Saat selesai menyeduh, aku keluar rumah melihat ke arah langit yang rasanya semakin cerah. Terlihat juga di halaman beberapa pohon yang dulunya kecil, kini sudah tumbuh besar. Hantaman pandemi Covid-19 memang telah membuat lingkungan jauh lebih baik. Beberapa berita di beragam media sosial juga menuliskan bahwa polusi udara semakin menurun sejak mayoritas masyarakat bekerja dari rumah.
“Mungkin kalau enggak ada covid jualan cirengku semakin besar yah, tidak banyak menghabiskan waktu di rumah kek gini ….” gumamku saat melamun melihat langit yang terasa jernih.
Hanya beberapa menit saja, aku kembali ke kamar dan memfokuskan pandangan pada maha karya esaay yang akan mencapai bagian akhir. Namun sialnya, aku mengingat sesuatu yang lebih penting dari kompetisi menulis skala nasional ini. Ada tanggung jawab untuk mengurus administrasi dalam agenda Latihan Kepemimpinan dan Manajemen Mahasiswa (LKMM). Program ini diselenggarakan untuk seluruh mahasiswa sosial ekonomi pertanian di wilayah II yang terdiri dari Jawa Barat, Banten, dan DKI Jakarta.
“Ya ampun, iya lupa harus siapin LKMM. Semoga bisa segera selesai deh biar langsung submit. Ini acara besar, harus persiapan matang.” ucapku yang menjadi semakin serius menyelesaikan essay ini.
Meski kondisi pandemi belum terlihat tanda-tanda akan berakhir, agenda ini agak dipaksakan untuk terlaksana secara hybrid. Panitia daerah dan pusat harus berkumpul di kampus, sementara peserta pelatihan hadir secara virtual. Untungnya, adik tingkat dari angkatan 2019—Syauqi, telah menjadi ketua pelaksana dari agenda regional tersebut, sehingga membuat bebanku lebih ringan. Kondisi keuanganku yang tidak memungkinkan untuk berada di Bandung sangat terbantu oleh ketersediaannya menjadi pemimpin dalam event ini.
Akhirnya aku membuat target kalau besok essay ini harus sudah submit. Aku kembali membacanya dari awal, merasakan setiap kalimatnya apakah nyambung atau kurang terpadu. Tapi yang menjadi fokus utamaku adalah bagian isi dan penutup. Kedua bagian itu harus mampu menjadi wakil imajinasi visualku yang tertunda.
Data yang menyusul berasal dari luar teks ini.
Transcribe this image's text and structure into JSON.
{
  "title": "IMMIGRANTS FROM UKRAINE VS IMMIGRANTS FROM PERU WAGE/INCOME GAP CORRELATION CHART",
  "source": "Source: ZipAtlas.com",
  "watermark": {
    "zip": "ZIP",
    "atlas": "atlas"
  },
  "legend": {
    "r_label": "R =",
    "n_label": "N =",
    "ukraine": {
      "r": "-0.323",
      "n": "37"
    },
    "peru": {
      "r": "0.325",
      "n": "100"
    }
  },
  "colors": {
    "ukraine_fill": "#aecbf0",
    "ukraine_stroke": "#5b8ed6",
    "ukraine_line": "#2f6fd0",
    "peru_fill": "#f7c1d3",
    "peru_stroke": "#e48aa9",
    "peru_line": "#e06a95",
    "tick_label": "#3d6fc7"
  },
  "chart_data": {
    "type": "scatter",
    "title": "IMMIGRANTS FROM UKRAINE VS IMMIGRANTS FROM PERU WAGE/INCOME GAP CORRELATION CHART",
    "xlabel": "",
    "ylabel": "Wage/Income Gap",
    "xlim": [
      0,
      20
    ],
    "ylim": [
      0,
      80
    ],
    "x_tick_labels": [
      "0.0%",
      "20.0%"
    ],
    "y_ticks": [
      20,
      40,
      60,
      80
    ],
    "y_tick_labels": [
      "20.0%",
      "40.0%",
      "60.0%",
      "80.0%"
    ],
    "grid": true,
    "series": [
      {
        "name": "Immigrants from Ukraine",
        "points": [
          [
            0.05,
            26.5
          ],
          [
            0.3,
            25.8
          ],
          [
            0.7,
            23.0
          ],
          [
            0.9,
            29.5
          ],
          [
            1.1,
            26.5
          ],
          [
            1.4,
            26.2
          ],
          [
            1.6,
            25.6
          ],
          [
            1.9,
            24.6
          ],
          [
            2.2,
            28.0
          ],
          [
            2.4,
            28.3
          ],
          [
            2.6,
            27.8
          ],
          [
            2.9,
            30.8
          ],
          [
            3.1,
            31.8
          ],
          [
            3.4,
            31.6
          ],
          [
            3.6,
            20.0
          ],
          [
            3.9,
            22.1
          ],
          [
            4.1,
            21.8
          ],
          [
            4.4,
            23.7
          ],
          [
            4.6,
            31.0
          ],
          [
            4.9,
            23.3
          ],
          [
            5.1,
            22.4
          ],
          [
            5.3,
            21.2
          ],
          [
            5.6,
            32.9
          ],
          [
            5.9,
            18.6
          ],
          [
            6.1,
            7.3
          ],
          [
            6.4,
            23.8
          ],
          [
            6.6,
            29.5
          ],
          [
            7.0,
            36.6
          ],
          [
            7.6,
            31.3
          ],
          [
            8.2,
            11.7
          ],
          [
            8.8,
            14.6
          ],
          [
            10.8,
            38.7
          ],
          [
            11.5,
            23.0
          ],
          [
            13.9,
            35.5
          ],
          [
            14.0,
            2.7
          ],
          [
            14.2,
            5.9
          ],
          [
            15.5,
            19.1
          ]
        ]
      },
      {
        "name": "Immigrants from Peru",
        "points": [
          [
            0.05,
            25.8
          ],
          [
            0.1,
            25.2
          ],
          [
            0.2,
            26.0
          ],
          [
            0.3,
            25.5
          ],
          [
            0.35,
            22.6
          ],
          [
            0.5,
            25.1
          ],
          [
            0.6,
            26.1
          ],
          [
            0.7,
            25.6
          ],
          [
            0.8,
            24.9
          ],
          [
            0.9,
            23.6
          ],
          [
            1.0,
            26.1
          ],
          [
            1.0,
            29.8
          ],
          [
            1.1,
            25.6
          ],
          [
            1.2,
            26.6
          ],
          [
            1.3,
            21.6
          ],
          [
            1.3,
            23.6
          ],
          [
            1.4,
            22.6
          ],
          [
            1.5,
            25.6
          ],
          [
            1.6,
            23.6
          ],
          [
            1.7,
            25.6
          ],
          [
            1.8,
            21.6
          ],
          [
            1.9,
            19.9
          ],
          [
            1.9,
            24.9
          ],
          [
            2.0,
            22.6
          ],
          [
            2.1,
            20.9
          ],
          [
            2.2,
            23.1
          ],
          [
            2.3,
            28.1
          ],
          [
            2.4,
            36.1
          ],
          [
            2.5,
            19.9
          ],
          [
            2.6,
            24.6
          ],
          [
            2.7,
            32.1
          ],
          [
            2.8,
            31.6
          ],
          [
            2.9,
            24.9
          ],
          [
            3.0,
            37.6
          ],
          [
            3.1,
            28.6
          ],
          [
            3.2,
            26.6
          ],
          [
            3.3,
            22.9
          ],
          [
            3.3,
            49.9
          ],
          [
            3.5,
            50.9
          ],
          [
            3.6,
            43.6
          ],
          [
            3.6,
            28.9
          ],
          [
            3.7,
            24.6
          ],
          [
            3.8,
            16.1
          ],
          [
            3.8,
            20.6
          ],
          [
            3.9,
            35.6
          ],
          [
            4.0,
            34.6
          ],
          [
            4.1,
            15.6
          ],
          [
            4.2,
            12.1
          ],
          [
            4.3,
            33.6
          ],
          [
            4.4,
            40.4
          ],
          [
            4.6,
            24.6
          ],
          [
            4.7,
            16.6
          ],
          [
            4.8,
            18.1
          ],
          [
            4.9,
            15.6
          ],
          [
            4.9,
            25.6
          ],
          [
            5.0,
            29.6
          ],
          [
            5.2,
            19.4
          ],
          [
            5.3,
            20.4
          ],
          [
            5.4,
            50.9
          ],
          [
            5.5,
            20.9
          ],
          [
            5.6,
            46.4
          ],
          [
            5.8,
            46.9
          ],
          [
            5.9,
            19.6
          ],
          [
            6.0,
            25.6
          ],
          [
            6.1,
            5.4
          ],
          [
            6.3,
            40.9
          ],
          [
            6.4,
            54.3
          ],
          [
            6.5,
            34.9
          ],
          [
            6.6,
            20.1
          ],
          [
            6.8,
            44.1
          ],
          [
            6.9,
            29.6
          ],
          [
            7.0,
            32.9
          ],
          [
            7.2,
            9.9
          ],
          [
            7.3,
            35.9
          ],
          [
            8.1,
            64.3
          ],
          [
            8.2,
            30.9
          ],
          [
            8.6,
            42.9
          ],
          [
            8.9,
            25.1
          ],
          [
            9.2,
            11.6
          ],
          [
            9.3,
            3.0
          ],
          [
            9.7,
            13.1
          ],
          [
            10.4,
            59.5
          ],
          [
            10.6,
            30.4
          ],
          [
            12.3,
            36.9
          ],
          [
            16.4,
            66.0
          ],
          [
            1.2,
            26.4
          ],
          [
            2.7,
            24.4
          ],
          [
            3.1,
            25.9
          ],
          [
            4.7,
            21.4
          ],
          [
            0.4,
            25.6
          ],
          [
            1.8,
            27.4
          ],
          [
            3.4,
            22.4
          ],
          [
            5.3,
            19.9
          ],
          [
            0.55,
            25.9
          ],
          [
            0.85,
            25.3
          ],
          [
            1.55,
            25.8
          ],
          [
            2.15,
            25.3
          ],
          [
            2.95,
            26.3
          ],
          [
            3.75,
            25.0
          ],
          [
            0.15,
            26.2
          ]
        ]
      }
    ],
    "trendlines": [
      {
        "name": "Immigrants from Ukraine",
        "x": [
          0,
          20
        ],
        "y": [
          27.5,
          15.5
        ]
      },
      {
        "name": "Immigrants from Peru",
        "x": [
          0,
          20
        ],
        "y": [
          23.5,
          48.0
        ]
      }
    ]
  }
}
Tiba di penghujung tulisan, aku merasa semunya sudah mewakili gagasanku, “Alhamdulillah, menangin atuh ya allah ….” meskipun sudah puas, imajinasi akhirku tetaplah Midi Controller.
Tercatat di bawah ujung kiri Microscoft Word bahwa aku sudah mengetik sebanyak 3.754 kata, termasuk daftar pustaka dan biodataku sebagai penulis. Terdiri dari 16 halaman, karya tulis ini menjadi yang terpanjang seumur hidupku.
“Edan men,” gumamku yang hanya bisa geleng-geleng kepala melihat angka-angka itu.
Entah bagaimana hasilnya nanti, yang jelas ini adalah bentuk ikhtiarku untuk meraih eksposure diri yang lebih tinggi serta biaya tanpa sistem kredit yang bisa membuatku membeli berbagai peralatan audio-visual impianku. Sejenak aku berdoa :
“Ya allah, kali ini boleh menang ya, please?”